Some of the unsuitable healthchecks correspond to conditions we need to alert about. Some can be directly implemented as Icinga checks by drawing on data we already report to graphite, but others will need new metrics to be made available first.

Prometheus, which we are adopting in the replatforming work, is a pull-based metrics gathering tool, which nicely solves the problem of how to get application state into an alert.
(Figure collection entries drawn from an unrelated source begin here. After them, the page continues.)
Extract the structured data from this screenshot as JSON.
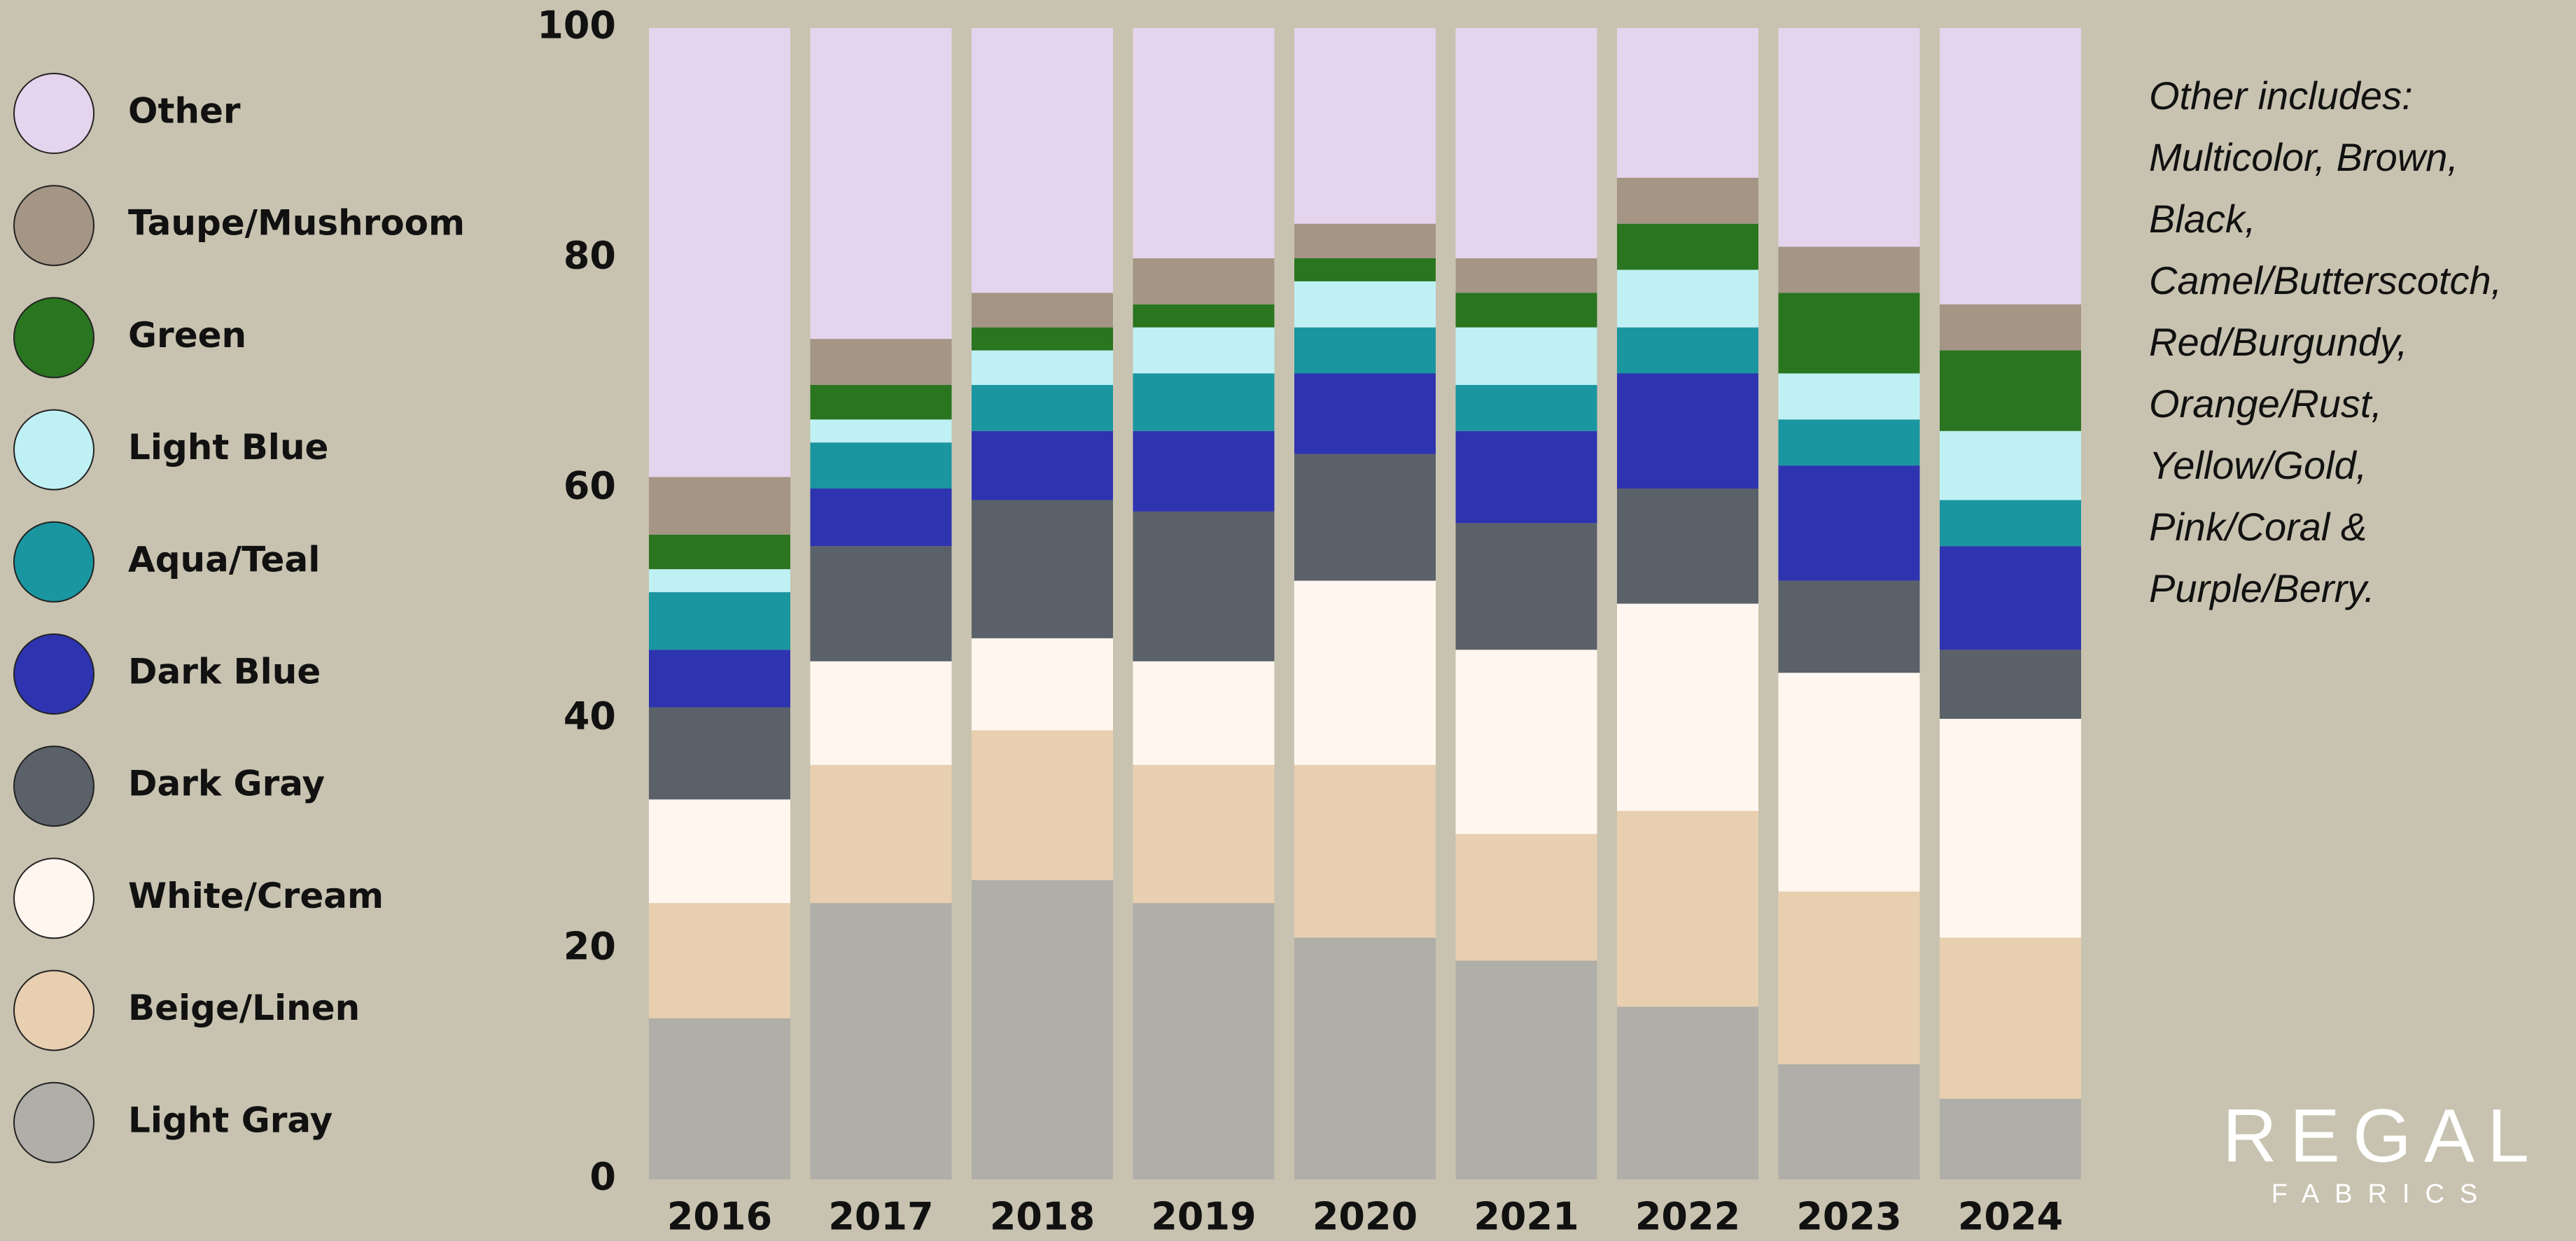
{
  "chart_data": {
    "type": "stacked_bar",
    "categories": [
      "2016",
      "2017",
      "2018",
      "2019",
      "2020",
      "2021",
      "2022",
      "2023",
      "2024"
    ],
    "series": [
      {
        "name": "Light Gray",
        "color": "#b0aea8",
        "values": [
          14,
          24,
          26,
          24,
          21,
          19,
          15,
          10,
          7
        ]
      },
      {
        "name": "Beige/Linen",
        "color": "#e8cfb0",
        "values": [
          10,
          12,
          13,
          12,
          15,
          11,
          17,
          15,
          14
        ]
      },
      {
        "name": "White/Cream",
        "color": "#fff7ef",
        "values": [
          9,
          9,
          8,
          9,
          16,
          16,
          18,
          19,
          19
        ]
      },
      {
        "name": "Dark Gray",
        "color": "#5b6169",
        "values": [
          8,
          10,
          12,
          13,
          11,
          11,
          10,
          8,
          6
        ]
      },
      {
        "name": "Dark Blue",
        "color": "#2e33b0",
        "values": [
          5,
          5,
          6,
          7,
          7,
          8,
          10,
          10,
          9
        ]
      },
      {
        "name": "Aqua/Teal",
        "color": "#1a96a0",
        "values": [
          5,
          4,
          4,
          5,
          4,
          4,
          4,
          4,
          4
        ]
      },
      {
        "name": "Light Blue",
        "color": "#bff0f4",
        "values": [
          2,
          2,
          3,
          4,
          4,
          5,
          5,
          4,
          6
        ]
      },
      {
        "name": "Green",
        "color": "#2a7520",
        "values": [
          3,
          3,
          2,
          2,
          2,
          3,
          4,
          7,
          7
        ]
      },
      {
        "name": "Taupe/Mushroom",
        "color": "#a49585",
        "values": [
          5,
          4,
          3,
          4,
          3,
          3,
          4,
          4,
          4
        ]
      },
      {
        "name": "Other",
        "color": "#e5d4ee",
        "values": [
          39,
          27,
          23,
          20,
          17,
          20,
          13,
          19,
          24
        ]
      }
    ],
    "ylim": [
      0,
      100
    ],
    "yticks": [
      0,
      20,
      40,
      60,
      80,
      100
    ],
    "grid": false,
    "annotation_lines": [
      "Other includes:",
      "Multicolor, Brown,",
      "Black,",
      "Camel/Butterscotch,",
      "Red/Burgundy,",
      "Orange/Rust,",
      "Yellow/Gold,",
      "Pink/Coral &",
      "Purple/Berry."
    ]
  },
  "logo": {
    "name": "REGAL",
    "tagline": "FABRICS"
  }
}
But we're not replatformed yet, so until then we may need to do something like email-alert-api, which has a worker to push metrics to graphite.

Appendix: Healthchecks which need changing

The following healthchecks need updating before GovukHealthcheck can serve an HTTP status of 500:

App or Gem Check Reason
govuk_app_config GovukHealthcheck::SidekiqQueueCheck checks for a capacity issue
govuk_app_config GovukHealthcheck::SidekiqQueueLatencyCheck checks for a capacity issue
govuk_app_config GovukHealthcheck::SidekiqRetrySizeCheck checks for a capacity issue
govuk_app_config GovukHealthcheck::ThresholdCheck checks for a capacity issue
content-publisher Healthcheck::GovernmentDataCheck a failure doesn't seem to totally impair the instance
finder-frontend Healthcheck::RegistriesCache a failure doesn't seem to totally impair the instance
publisher Healthcheck::ScheduledPublishing checks for a capacity issue
publishing-api Healthcheck::QueueLatency checks for a capacity issue
search-api Healthcheck::ElasticsearchIndexDiskspaceCheck checks for a capacity issue
search-api Healthcheck::RerankerHealthcheck checks for an error which is gracefully handled
search-api Healthcheck::SidekiqQueueLatenciesCheck checks for a capacity issue
signon Healthcheck::ApiTokens checks for an upcoming maintenance task

Notes:

  • asset-manager isn't using GovukHealthcheck, but it has an equivalent implementation.
  • content-data-admin has a nonstandard healthcheck which reports an error to Sentry.
  • finder-frontend has a /healthcheck and a /healthcheck.json which do different things.
  • Various apps don't have any healthcheck endpoint at all.
  • Various apps have a healthcheck endpoint which is just proc { [200, {}, []] }.